The Light Oil Operating Income and Light Oil Operating Netback measures in this News Release are calculated by subtracting royalties, operating expenses and transportation & marketing expenses from petroleum and natural gas sales. The Light Oil Operating Netback measure is presented on a per boe basis. The Light Oil Operating Income and the Light Oil Operating Netback measures allow management and others to evaluate the production results from the Company’s Light Oil assets.
The Operating Income and Operating Netback measures in this News Release with respect to the Leismer Project and Hangingstone Project are calculated by subtracting the cost of diluent blending, royalties, operating expenses and transportation & marketing expenses from blended bitumen sales. The Thermal Oil Operating Netback measure is presented on a per bbl basis of bitumen sales. The Thermal Oil Operating Income and the Thermal Oil Operating Netback measures allow management and others to evaluate the production results from the Company’s Thermal Oil assets.
The Consolidated Operating Income and Consolidated Operating Netback measures in this News Release are calculated by adding or subtracting realized gains (losses) on commodity risk management contracts, royalties, the cost of diluent blending, operating expenses and transportation & marketing expenses from petroleum and natural gas sales. The Consolidated Operating Netback measure is presented on a per boe basis. The Consolidated Operating Income and the Consolidated Operating Netback measures allow management and others to evaluate the production results from the Company’s Light Oil and Thermal Oil assets combined together including the impact of realized commodity risk management gains or losses.
The Consolidated Capital Expenditures Net of Capital-Carry and Light Oil Capital Expenditures Net of Capital-Carry measures in this News Release are outlined in the Company’s Q2 2019 MD&A. These measures allow management and others to evaluate the true net cash outflow related to Athabasca's capital expenditures.

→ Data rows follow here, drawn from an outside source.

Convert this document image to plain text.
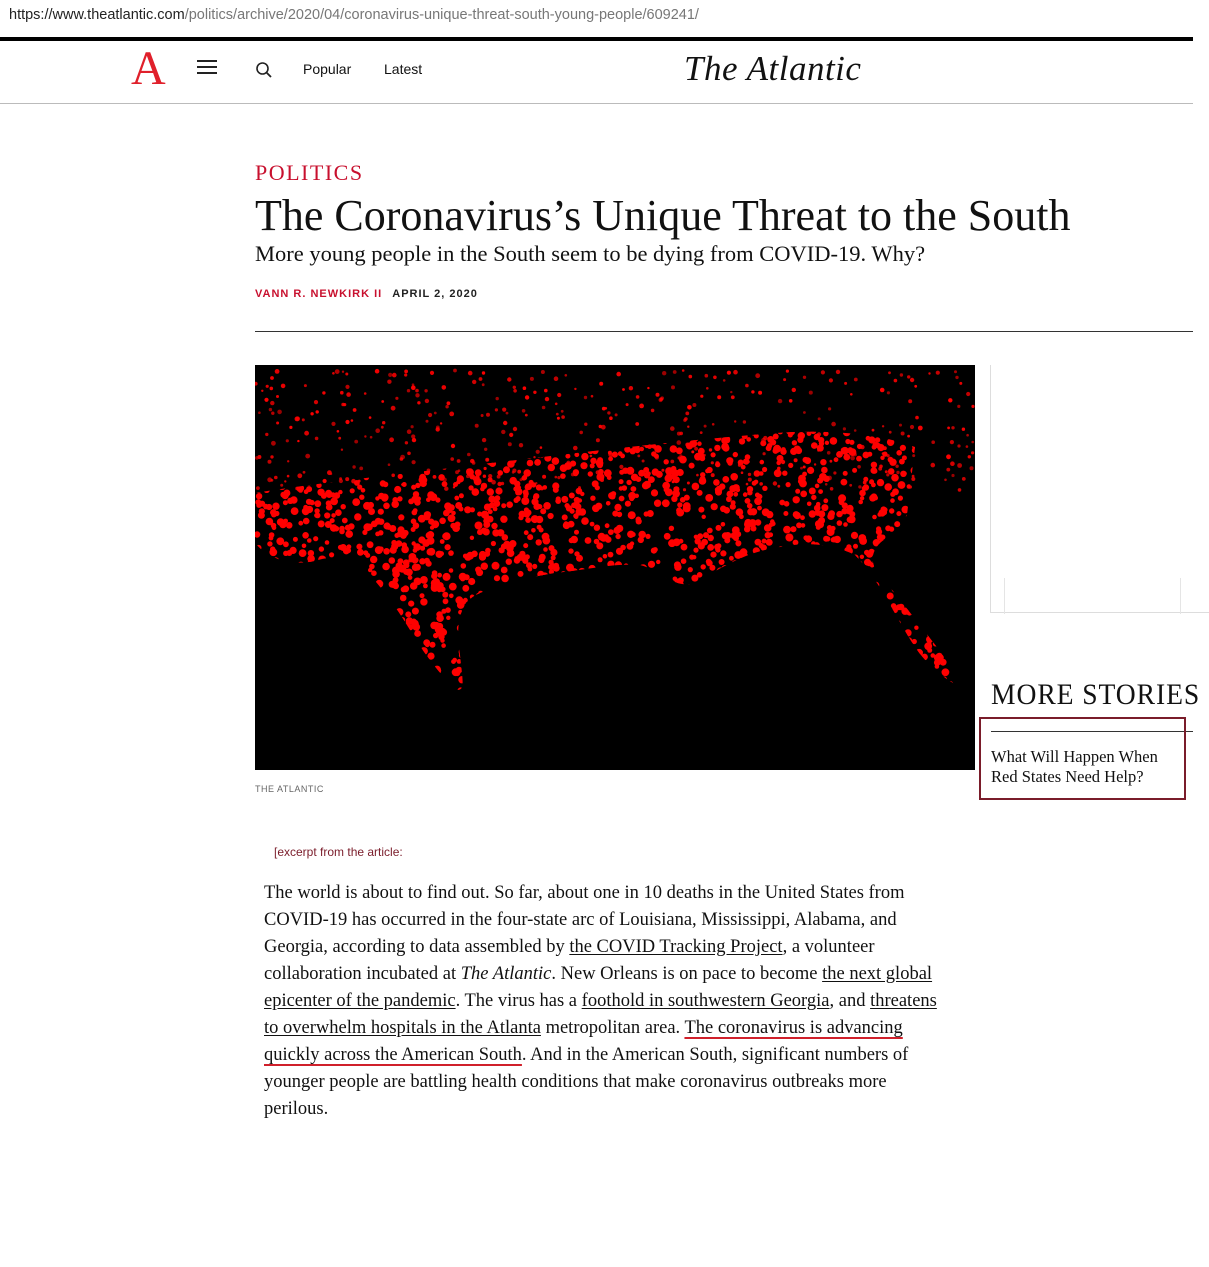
https://www.theatlantic.com/politics/archive/2020/04/coronavirus-unique-threat-south-young-people/609241/
A	Popular Latest	The Atlantic
POLITICS
The Coronavirus’s Unique Threat to the South
More young people in the South seem to be dying from COVID-19. Why?
VANN R. NEWKIRK II APRIL 2, 2020
THE ATLANTIC
MORE STORIES
What Will Happen When Red States Need Help?
[excerpt from the article:
The world is about to find out. So far, about one in 10 deaths in the United States from COVID-19 has occurred in the four-state arc of Louisiana, Mississippi, Alabama, and Georgia, according to data assembled by the COVID Tracking Project, a volunteer collaboration incubated at The Atlantic. New Orleans is on pace to become the next global epicenter of the pandemic. The virus has a foothold in southwestern Georgia, and threatens to overwhelm hospitals in the Atlanta metropolitan area. The coronavirus is advancing quickly across the American South. And in the American South, significant numbers of younger people are battling health conditions that make coronavirus outbreaks more perilous.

The Consolidated Free Cash Flow measure in this News Release is calculated by subtracting the Capital Expenditures Net of Capital-Carry from Adjusted Funds Flow. This measure allows management and others to evaluate Athabasca's ability to generate funds to finance our operations and capital expenditures.
Net debt is defined as face value of term debt plus current liabilities (adjusted for risk management contracts) less current assets (adjusted for risk management contracts).